Minerva froze. This was a memory. There was no way. No way at all.
“Oh you’re adorable,” the voice was female. It dripped into Minerva’s ears like warm honey. “And in such deadly danger, my dear little witchling.” The name witchling made Minerva’s eyes widen. She gulped, then opened her mouth, then closed it. “It’s all right. Speak.”
“Y-You can hear me?” Minerva whispered.
“Of course...” The chuckle that followed made Minerva’s heart flutter and her spectral skin turn cold and clammy.
“But how?” Minerva asked.
“There’s more in Heaven and Earth than was dreamt in your philosophy,” the voice from the darkness said, amused. “Though, you will want to wake straight up after this little conversation. You’ve pushed your luck quite far enough - these wards can only go so far.”
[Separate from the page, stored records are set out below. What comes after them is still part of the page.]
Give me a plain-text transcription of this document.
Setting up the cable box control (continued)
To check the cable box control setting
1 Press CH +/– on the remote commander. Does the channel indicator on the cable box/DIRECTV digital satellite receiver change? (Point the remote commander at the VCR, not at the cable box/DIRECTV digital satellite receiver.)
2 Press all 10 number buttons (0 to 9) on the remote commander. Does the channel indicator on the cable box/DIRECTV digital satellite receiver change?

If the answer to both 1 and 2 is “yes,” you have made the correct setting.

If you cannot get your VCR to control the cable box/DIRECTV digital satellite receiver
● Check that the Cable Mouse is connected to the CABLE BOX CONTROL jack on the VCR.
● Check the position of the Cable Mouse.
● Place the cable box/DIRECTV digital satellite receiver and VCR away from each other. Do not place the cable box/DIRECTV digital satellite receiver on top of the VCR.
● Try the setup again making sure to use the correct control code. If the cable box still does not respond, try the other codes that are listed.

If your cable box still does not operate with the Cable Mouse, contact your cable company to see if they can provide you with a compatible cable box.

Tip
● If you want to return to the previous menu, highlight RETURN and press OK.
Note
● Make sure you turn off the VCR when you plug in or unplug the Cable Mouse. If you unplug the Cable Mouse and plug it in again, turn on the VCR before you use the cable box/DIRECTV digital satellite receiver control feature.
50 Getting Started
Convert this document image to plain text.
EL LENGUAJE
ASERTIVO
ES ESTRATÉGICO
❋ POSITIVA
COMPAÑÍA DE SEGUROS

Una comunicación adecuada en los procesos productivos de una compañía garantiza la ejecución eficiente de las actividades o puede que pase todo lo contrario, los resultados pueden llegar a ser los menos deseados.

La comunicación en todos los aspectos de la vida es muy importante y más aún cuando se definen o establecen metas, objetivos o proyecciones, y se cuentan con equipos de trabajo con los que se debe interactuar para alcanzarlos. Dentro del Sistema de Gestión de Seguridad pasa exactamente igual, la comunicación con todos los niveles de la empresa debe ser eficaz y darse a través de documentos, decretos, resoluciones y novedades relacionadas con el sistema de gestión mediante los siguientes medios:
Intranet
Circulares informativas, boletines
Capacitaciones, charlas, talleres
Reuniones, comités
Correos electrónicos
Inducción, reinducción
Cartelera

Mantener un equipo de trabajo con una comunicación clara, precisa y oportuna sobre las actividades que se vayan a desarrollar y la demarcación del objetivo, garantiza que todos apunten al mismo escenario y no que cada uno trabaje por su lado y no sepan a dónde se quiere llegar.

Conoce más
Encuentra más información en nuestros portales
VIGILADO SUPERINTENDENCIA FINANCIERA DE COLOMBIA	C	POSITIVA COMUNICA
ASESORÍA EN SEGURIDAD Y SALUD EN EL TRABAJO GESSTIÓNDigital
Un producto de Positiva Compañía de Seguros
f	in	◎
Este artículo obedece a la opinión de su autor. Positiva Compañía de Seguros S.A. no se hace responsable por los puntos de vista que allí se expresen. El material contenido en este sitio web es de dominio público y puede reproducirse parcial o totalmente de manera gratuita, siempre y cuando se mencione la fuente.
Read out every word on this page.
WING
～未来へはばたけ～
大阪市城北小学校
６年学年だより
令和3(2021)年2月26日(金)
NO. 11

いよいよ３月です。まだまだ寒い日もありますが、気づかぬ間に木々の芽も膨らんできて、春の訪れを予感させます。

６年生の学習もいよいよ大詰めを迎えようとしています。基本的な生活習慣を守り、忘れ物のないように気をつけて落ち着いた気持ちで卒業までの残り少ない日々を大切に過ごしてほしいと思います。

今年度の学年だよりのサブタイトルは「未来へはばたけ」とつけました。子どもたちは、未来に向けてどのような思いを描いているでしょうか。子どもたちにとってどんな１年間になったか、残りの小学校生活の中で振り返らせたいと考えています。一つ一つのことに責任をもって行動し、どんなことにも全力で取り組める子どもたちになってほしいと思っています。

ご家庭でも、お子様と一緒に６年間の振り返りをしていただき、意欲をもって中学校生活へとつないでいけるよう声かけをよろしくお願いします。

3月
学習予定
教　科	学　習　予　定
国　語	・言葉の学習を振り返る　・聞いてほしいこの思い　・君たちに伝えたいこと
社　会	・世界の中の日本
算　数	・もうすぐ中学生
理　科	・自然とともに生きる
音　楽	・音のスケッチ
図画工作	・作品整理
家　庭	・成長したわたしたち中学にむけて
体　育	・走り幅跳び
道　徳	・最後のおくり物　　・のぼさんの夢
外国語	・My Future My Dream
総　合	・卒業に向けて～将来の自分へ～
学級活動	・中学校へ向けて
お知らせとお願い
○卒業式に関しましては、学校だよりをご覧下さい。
“W-What do you mean?” Minerva asked.
“Ahhh, witchling is right, you are new.” A faint clink and clatter came from the room, shifting links on chains, rasping against stone. “You’re not in a memory. You’re in the astral plane, shaped into a memory by your Alotrexis spell. That means that they are waiting for you. The further you step from the memory, the further you move from that illusion of security, the further you step ... into the dark ... the closer they come.” The chains clinked and clattered and the laugh that came from the slit made Minerva’s blood run cold. “It is quite amusing, normally, the most dangerous thing you could find in Hexgramatica would be ... well ... me.”